東京国際映画祭の「黒澤明賞」にグー・シャオガン、モーリー・スリヤ両監督が決定

東京国際映画祭が選定する「黒澤明賞」の今年の受賞者に、中国のグー・シャオガン、インドネシアのモーリー・スリヤ両監督が決まった。

同賞は、黒澤監督の業績を長く後世に伝え新たな才能を世に送り出していきたいとの願いから、世界の映画界に貢献した映画人、映画の未来を託していきたい映画人に贈られる。

グー監督はドキュメンタリーや短編の制作でキャリアを積み、長編デビュー作「春江水暖~しゅんこうすいだん~」が19年のカンヌ映画祭の批評家週間でクロージング作品に選出。第20回東京フィルメックスでは審査員特別賞を受賞した。

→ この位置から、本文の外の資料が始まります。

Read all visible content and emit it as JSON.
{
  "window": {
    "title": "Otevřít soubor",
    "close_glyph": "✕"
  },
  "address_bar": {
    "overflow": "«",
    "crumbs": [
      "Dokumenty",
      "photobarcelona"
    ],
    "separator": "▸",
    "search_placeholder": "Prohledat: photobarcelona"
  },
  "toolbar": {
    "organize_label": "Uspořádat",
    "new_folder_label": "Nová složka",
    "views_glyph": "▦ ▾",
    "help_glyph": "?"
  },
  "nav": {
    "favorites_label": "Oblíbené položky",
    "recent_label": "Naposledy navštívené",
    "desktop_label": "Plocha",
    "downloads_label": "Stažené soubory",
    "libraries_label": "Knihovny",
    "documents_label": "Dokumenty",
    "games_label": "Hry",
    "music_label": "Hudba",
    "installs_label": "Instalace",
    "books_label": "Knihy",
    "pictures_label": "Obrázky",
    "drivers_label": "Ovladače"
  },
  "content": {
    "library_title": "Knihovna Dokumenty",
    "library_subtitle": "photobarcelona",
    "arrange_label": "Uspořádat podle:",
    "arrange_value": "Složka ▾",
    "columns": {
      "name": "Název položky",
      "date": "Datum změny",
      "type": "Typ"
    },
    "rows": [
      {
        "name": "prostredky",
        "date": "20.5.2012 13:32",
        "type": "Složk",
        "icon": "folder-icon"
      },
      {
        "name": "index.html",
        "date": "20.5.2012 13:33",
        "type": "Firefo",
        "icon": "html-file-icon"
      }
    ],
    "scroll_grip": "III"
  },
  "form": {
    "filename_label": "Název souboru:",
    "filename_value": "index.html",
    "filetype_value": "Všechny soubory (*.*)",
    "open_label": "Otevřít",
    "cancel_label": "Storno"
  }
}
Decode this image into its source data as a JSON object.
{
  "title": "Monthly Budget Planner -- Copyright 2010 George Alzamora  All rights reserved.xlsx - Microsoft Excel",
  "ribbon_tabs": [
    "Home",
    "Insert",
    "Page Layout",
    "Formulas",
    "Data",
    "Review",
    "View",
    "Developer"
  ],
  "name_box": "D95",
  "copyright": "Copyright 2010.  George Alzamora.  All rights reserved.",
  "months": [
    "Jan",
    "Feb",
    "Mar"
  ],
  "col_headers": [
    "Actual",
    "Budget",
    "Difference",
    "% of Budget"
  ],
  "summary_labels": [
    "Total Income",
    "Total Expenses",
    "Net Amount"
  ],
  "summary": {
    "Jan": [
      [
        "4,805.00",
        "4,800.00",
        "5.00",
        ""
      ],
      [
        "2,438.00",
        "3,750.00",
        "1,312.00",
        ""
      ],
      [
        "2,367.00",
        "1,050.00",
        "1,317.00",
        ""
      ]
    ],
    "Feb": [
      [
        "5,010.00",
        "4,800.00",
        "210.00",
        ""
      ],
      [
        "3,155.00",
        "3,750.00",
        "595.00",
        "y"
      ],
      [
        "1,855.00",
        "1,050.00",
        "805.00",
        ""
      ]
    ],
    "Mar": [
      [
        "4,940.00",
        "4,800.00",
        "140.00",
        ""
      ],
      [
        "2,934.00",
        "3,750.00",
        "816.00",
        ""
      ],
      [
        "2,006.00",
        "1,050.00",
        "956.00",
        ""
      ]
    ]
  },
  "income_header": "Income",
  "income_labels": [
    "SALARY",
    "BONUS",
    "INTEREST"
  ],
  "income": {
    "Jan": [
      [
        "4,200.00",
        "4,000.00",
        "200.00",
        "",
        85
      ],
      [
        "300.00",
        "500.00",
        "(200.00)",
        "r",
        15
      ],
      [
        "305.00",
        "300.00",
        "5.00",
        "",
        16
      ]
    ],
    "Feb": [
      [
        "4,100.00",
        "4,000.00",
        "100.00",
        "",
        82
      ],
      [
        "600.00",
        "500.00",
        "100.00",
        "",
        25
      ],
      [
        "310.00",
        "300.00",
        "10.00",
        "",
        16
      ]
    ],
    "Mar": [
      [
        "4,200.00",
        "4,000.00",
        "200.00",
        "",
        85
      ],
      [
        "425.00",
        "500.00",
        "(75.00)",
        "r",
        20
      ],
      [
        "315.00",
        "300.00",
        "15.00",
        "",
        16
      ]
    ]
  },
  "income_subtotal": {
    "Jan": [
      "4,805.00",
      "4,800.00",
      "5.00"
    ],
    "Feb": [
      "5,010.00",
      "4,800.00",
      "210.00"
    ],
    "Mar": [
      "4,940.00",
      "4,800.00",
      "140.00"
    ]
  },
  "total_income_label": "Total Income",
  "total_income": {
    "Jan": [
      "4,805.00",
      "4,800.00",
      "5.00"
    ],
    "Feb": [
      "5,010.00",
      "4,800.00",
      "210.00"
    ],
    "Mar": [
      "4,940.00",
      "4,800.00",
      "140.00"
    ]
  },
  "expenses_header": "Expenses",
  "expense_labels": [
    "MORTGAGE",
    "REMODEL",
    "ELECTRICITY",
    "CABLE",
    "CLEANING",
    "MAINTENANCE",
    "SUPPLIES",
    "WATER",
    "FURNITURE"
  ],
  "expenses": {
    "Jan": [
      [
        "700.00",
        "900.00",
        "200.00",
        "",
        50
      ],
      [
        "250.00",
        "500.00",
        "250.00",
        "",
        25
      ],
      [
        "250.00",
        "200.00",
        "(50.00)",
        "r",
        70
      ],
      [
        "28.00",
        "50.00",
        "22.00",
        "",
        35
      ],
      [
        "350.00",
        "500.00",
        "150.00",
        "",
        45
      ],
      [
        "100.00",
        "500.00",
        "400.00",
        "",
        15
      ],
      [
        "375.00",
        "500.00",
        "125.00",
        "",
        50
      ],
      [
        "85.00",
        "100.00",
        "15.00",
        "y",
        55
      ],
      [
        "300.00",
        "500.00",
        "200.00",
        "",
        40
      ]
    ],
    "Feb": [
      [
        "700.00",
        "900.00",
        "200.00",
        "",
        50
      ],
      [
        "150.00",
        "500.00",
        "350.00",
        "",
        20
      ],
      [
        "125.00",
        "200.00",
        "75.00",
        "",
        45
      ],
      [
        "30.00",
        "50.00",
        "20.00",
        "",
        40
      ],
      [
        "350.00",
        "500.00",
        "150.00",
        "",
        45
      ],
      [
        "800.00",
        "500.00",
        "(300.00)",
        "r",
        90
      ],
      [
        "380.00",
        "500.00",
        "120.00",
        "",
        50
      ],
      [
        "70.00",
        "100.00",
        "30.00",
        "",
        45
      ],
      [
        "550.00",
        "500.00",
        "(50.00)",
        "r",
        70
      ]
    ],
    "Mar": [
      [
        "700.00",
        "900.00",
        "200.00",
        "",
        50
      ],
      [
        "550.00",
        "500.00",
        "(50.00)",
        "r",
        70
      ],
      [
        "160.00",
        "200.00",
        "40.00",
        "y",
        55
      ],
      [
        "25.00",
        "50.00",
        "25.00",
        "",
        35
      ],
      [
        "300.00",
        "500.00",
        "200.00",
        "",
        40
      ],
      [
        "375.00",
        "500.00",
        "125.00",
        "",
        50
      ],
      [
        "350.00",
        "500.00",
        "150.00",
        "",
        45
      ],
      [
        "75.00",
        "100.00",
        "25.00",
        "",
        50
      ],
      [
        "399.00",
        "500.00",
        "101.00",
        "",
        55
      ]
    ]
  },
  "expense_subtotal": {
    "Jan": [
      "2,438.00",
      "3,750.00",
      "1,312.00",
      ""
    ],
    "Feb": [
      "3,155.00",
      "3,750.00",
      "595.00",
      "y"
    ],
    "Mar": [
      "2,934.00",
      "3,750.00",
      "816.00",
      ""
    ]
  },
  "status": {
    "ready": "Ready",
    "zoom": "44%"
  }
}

山田洋次監督ら選考委員は、「ヒューマニズムあふれる人間観察と流麗なカメラワークによって一つの大家族の姿を描き、中国映画界から新しい世代の監督たちが登場しつつあることを世界に知らしめた。そのたぐいまれな才能を高く評価するとともに、今後、世界の映画文化に大いに貢献することを期待する」と評価。グー監督は、「この栄誉は、黒澤明監督からの厳格な戒めのようにも思えます。『映画とは真に何たるものかを探求しなさい。その答えを模索することが、映画を作り続けるということだ』と言われているようです。長い年月をかけて、映画とは何か、という問いに向き合っていけたらと思います」と喜びのコメントを寄せた。

一方のスリヤ監督は、17年「マルリナの明日」がカンヌ映画祭の監督週間で上映されたのを機に日本、米国、カナダなど14カ国で公開。第18回東京フィルメックスで最優秀賞を受賞し、アカデミー賞外国語映画賞のインドネシア代表にも選ばれた。

審査員は「これまでのインドネシア映画のイメージを覆し、世界を驚かせた。また、東南アジアの女性監督たちに大きな希望を与え、今後も世界の映画文化に大きく貢献する」と期待。スリヤ監督は、「自分の名前が黒澤明と一緒に語られるなんて夢にも思っていませんでした。この賞を受賞することになり、私の世界は変わりました。本当に光栄なことです」と感激している。

黒澤明賞の授賞式は、第36回東京国際映画祭(10月23日~11月1日)開催中の10月31日に内幸町の帝国ホテルで行われる。